WASHINGTON - After a month off, lawmakers return to work this week and are likely to face a pace as hectic as the session's first 100 days.
For the House and Senate Banking committees, the big issues will be bailing out the undercapitalized thrift fund, repealing the Glass-Steagall Act, and lifting some of the industry's regulatory burden.
Unlike the last seven months - during which House Banking took the lead - Senate Banking is where the early action is expected to occur.
Industry lobbyists are predicting legislation to rescue the Savings Association Insurance Fund will dominate Senate Banking this month.

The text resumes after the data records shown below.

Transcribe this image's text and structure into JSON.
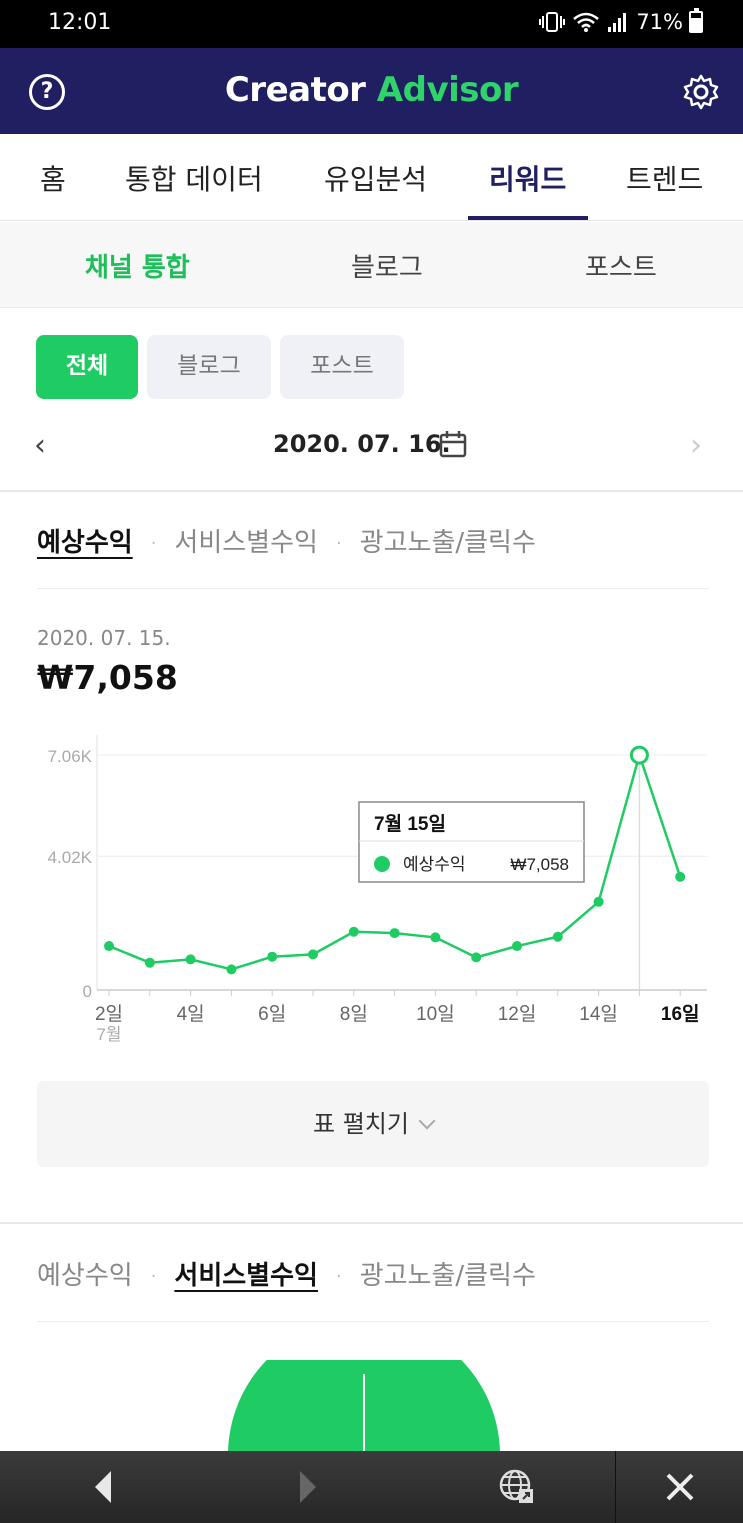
{
  "status_bar": {
    "time": "12:01",
    "battery": "71%"
  },
  "app": {
    "title_part1": "Creator",
    "title_part2": "Advisor",
    "help_glyph": "?"
  },
  "main_tabs": [
    {
      "label": "홈"
    },
    {
      "label": "통합 데이터"
    },
    {
      "label": "유입분석"
    },
    {
      "label": "리워드",
      "active": true
    },
    {
      "label": "트렌드"
    }
  ],
  "sub_tabs": [
    {
      "label": "채널 통합",
      "active": true
    },
    {
      "label": "블로그"
    },
    {
      "label": "포스트"
    }
  ],
  "chips": [
    {
      "label": "전체",
      "active": true
    },
    {
      "label": "블로그"
    },
    {
      "label": "포스트"
    }
  ],
  "date_nav": {
    "date": "2020. 07. 16.",
    "prev_glyph": "‹",
    "next_glyph": "›"
  },
  "metric_tabs_top": {
    "t1": "예상수익",
    "t2": "서비스별수익",
    "t3": "광고노출/클릭수",
    "sep": "·"
  },
  "selected_stat": {
    "date": "2020. 07. 15.",
    "value": "₩7,058"
  },
  "chart_data": {
    "type": "line",
    "x": [
      "2일",
      "3일",
      "4일",
      "5일",
      "6일",
      "7일",
      "8일",
      "9일",
      "10일",
      "11일",
      "12일",
      "13일",
      "14일",
      "15일",
      "16일"
    ],
    "tick_labels": [
      "2일",
      "4일",
      "6일",
      "8일",
      "10일",
      "12일",
      "14일",
      "16일"
    ],
    "x_sublabel": "7월",
    "y_ticks": [
      "0",
      "4.02K",
      "7.06K"
    ],
    "ylim": [
      0,
      7060
    ],
    "series": [
      {
        "name": "예상수익",
        "color": "#1fcc63",
        "values": [
          1320,
          820,
          920,
          620,
          1000,
          1070,
          1750,
          1710,
          1580,
          980,
          1320,
          1600,
          2650,
          7058,
          3400
        ]
      }
    ],
    "tooltip": {
      "title": "7월 15일",
      "series_label": "예상수익",
      "value": "₩7,058"
    },
    "highlight_index": 13,
    "grid": true
  },
  "expand_button": {
    "label": "표 펼치기"
  },
  "metric_tabs_bottom": {
    "t1": "예상수익",
    "t2": "서비스별수익",
    "t3": "광고노출/클릭수",
    "sep": "·"
  },
  "pie": {
    "color": "#1fcc63"
  },
  "bottom_bar": {
    "back_icon": "back-arrow-icon",
    "forward_icon": "forward-arrow-icon",
    "globe_icon": "globe-icon",
    "close_icon": "close-icon"
  }
}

That's because Committee Chairman Alfonse M. D'Amato, R-N.Y., is under the gun to come up with $2.4 billion in budget savings, and the fund fix is supposed to contribute to the cause. The deadline for committee action on the budget plan is Sept. 22.
Sen. D'Amato has embraced the Clinton administration's rescue plan, which would merge the bank and thrift insurance funds after raising $6.1 billion through a one-time fee on thrifts and forcing banks to pick up part of the annual interest payments on Financing Corp. bonds.
Bankers oppose this approach and will try to convince the Senate to consider broader legislation, that among other things, might give banks some of the powers contained in the thrift charter.
While House leaders are sympathetic, most lobbyists concede the Senate's narrow financial fix is likely to prevail.
Mending the thrift fund may be the only industry-related legislation Congress enacts this year. But that doesn't mean the wrangling won't continue over insurance powers.
Lawmakers spent a good part of the year fighting for approval for banks to sell insurance. The issue hung up House passage of Glass-Steagall reform as well as regulatory relief legislation.
Though the Senate Banking Committee may ignore Glass-Steagall reform this year, it is expected to turn its attention to the regulatory relief bill in late September.
Bank lobbyists said Sen. D'Amato is likely to strip out a provision exempting small banks from the Community Reinvestment Act. The lawmaker also may add a new CRA rating that would narrow the field of banks protected from community group protests.
And numerous sources said that no amount of lobbying will get the Senate Banking chief to change his mind.
"The chairman is just not going to go as far as bankers want him to on CRA," said an industry lobbyist. "Either he gets what he wants, or banks get squat."
In the House, Banking Committee Chairman Jim Leach, R-Iowa, is looking for a way to free regulatory relief and Glass-Steagall from the thorny insurance question.
This summer -- after powerful House leaders like Speaker Newt Gingrich agreed to protect the insurance agents in any banking legislation - Rep. Leach added a provision to the relief bill that would freeze the Comptroller of the Currency's ability to expand insurance powers of national banks.
His committee rival, Rep. Richard Baker, R-La., countered with an amendment that would allow banks to affiliate with insurance companies in most states.
Rep. Leach has proposed a compromise of sorts, a vote on the House floor, on both measures. He is expected to make this pitch again this week in a meeting with House leaders.
If it happens, industry lobbyists said, it could pave the way for House passage of both Glass-Steagall and regulatory relief under "suspension of the rules," a quick and easy way to vote on noncontroversial measures.
As for thrift fund legislation in the House, Rep. Bill McCollum, R-Fla., plans to introduce a new-and-improved comprehensive rescue soon. But the complicated wrinkles of merging the thrift and bank charters won't be quickly or easily ironed out.
Rep. McCollum, working with House Banking Democrats, is drafting a measure expected to involve rebuilding the thrift fund, merging it with the bank fund, and forcing thrifts to convert to bank charters.